Washington, June 19 : A new computerized method, called IM2GPS algorithm, devised by Carnegie Mellon University researchers, can tell where a particular photo was taken by matching it to similar GPS-tagged photos in the Flickr online photo collection.
Unlike humans, the IM2GPS algorithm developed by computer science graduate student James Hays and Alexei A. Efros, assistant professor of computer science and robotics, doesn't attempt to scan a photo for location clues, such as types of clothing, the language on street signs, or specific types of vegetation.
However, it analyzes the composition of the photo, notes how textures and colors are distributed and records the number and orientation of lines in the photo.
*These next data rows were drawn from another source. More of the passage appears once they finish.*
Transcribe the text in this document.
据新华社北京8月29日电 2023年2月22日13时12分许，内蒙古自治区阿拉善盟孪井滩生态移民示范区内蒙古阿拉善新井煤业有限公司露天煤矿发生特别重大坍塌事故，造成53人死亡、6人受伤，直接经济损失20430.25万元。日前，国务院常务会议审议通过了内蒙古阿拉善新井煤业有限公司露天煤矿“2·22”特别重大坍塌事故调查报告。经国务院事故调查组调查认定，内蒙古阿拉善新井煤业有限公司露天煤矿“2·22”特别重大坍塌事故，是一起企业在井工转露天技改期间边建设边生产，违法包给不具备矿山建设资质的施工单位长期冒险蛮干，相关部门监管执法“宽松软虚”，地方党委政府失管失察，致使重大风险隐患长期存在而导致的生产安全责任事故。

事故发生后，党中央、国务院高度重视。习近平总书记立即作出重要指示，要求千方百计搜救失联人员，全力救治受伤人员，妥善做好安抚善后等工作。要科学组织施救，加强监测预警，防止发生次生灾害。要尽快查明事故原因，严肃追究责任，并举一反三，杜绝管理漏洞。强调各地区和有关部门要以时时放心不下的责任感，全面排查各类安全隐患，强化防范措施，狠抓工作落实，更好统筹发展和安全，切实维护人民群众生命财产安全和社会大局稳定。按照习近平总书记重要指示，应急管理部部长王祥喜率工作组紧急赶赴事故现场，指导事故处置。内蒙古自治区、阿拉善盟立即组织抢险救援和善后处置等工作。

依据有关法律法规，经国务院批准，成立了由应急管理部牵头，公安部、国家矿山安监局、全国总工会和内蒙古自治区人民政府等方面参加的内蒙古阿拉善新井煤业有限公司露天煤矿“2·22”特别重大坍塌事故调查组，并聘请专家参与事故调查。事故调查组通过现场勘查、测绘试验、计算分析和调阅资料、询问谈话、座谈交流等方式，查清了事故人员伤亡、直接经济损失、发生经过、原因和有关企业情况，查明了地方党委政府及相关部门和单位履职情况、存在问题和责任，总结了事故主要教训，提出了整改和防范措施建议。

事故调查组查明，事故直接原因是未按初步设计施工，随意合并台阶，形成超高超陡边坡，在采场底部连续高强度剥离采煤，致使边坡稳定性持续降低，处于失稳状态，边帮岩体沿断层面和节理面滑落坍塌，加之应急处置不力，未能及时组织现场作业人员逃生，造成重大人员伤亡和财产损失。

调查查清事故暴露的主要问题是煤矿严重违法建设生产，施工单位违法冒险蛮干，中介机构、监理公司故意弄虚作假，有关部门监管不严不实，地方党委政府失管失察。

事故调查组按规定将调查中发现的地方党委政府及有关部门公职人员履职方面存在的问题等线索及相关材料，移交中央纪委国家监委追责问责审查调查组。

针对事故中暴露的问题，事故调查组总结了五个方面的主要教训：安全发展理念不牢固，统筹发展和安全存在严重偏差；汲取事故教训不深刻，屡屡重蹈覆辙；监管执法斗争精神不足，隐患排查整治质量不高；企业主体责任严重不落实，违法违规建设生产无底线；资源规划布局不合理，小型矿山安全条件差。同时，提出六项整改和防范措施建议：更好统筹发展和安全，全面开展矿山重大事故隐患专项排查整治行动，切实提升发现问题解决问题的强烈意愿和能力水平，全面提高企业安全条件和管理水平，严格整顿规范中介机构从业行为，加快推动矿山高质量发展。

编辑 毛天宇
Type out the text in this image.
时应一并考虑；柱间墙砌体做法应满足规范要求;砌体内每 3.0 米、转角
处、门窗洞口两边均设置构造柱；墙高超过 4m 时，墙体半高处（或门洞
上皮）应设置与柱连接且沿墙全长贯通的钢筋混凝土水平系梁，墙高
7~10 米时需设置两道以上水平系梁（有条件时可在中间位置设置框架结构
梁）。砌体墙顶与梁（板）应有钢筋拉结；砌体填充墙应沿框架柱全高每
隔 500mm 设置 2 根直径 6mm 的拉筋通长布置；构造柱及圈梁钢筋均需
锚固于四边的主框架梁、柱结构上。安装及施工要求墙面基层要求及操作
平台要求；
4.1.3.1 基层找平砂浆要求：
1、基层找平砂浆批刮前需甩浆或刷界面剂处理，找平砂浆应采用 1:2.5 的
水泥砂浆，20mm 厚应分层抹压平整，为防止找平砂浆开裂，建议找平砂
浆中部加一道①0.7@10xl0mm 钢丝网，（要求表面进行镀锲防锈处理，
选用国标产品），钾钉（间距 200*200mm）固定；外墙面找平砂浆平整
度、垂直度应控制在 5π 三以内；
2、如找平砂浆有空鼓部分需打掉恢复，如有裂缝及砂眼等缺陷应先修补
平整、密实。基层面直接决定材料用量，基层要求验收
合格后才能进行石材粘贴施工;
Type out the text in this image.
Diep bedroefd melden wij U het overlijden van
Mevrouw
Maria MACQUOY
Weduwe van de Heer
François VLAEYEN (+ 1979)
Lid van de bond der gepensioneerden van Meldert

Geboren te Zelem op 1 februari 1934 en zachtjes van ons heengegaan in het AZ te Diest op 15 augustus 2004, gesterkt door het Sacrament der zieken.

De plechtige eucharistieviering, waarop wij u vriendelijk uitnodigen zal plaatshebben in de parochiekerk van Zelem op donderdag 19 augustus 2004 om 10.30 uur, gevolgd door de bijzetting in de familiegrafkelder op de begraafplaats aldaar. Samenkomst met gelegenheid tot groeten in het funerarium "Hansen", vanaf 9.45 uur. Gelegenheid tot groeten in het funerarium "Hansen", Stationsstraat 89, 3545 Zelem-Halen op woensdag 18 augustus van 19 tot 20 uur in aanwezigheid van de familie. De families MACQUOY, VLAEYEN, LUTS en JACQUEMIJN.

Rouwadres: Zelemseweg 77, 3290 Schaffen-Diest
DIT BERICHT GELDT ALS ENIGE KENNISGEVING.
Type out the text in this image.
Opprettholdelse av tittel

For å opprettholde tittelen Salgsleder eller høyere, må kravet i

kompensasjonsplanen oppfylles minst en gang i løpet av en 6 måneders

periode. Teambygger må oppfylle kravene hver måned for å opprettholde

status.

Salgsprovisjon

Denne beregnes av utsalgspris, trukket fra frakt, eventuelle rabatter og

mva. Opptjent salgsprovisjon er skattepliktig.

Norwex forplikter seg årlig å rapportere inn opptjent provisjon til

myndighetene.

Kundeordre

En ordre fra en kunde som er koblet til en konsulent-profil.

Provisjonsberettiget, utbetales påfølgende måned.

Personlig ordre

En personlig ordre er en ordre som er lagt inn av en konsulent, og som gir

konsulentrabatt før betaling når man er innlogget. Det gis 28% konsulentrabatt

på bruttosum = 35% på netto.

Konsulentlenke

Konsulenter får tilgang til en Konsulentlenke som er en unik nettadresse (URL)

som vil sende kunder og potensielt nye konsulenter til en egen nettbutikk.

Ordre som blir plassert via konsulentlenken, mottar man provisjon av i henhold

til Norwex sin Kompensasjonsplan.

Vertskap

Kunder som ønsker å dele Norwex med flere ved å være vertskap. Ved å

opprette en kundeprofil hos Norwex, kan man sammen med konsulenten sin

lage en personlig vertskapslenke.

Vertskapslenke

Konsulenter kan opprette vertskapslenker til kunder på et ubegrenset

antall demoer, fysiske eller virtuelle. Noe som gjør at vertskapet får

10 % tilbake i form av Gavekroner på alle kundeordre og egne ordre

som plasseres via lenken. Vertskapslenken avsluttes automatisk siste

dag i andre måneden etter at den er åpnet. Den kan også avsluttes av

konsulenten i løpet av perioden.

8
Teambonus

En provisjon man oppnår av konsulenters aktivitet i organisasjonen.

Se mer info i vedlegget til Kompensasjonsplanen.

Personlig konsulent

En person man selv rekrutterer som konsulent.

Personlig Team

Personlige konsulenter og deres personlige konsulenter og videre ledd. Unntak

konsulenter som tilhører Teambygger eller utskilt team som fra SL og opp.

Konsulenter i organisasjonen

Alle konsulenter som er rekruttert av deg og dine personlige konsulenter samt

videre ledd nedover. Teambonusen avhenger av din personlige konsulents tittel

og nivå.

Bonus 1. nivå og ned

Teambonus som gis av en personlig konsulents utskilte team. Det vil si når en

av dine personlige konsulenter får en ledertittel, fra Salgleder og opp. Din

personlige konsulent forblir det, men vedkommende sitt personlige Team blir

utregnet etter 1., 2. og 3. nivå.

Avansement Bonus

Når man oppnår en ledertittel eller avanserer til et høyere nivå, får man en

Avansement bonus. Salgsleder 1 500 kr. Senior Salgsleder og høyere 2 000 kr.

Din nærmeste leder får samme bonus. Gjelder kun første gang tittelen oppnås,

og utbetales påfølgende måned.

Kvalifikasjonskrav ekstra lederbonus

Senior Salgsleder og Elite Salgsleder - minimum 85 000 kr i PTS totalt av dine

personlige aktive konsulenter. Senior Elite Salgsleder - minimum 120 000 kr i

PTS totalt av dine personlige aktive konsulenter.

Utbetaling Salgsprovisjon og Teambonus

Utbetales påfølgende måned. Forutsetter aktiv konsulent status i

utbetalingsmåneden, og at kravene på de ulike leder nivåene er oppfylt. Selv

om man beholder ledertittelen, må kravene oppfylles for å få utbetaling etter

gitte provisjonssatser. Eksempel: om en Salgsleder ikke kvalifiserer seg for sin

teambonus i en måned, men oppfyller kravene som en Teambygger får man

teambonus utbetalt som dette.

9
Then it searches Flickr for photos that are similar in appearance.
"We're not asking the computer to tell us what is depicted in the photo but to find other photos that look like it. It was surprising to us how effective this approach proved to be. Who would have guessed that similarity in overall image appearance would correlate to geographic proximity so well?" said Efros.
They found that they it was possible for them to accurately geolocate the images within 200 kilometers for 16 percent of more than 200 photos in their test set, which was up to 30 times better than chance. And in case their algorithm failed to identify the specific location, it actually narrowed the possibilities, such as by identifying the locale as a beach or a desert.
"It seems there's not as much ambiguity in the visual world as you might guess. Estimating geographic information from images is a difficult, but very much a doable, computer vision problem," said Hays.
This computer system for geolocating photos might prove useful in enhancing image search techniques by identifying the locale of a photo, making them less dependent on captions or associated text. This could also prove useful in finding family photos from a specific trip and in some forensic applications.
Determining the location of photos also makes it possible to combine them with geographic data bases related to climate, population density, vegetation, topography and land use. Hays said that the knowledge of locale can also aid in such computer vision tasks as object identification. For example, if a computer recognizes that a photo likely was taken in Japan, the computer will have a better idea of what a taxicab should look like.
Hays said many online photos have some sort of geographic label, but these human descriptions can often be incorrect, or overly broad. By using photos with both geographic keywords and GPS coordinates, enabled the researchers to find more than six million photos that were useful and accurately geolocated.
The IM2GPS algorithm readily located photographs of such landmarks as the Cathedral of Notre Dame in Paris. More surprisingly, it was able to recognize that a narrow street in Barcelona was typical of Mediterranean villages, rather than an American alleyway.
However, there were also some odd matches - the architecturally unique Sydney Opera House seemed to the computer to be similar to a hotel in Mississippi as well as a bridge in London. A shot of the Eiffel Tower at dusk was matched to other Eiffel Tower shots, but also to San Francisco's Coit Tower and New York's Statue of Liberty, both shot at dusk.
Hays said that one reason for this confusion can be that the algorithm is not designed to recognize specific objects so much as it is to recognize geographic areas. For instance, an image of Utah's Monument Valley caused the IM2GPS algorithm to successfully retrieve a number of other images from Monument Valley and the American Southwest, rather than images of a specific rock formation.
The study will be presented at the IEEE Computer Society Conference on Computer Vision and Pattern Recognition in Anchorage, Alaska.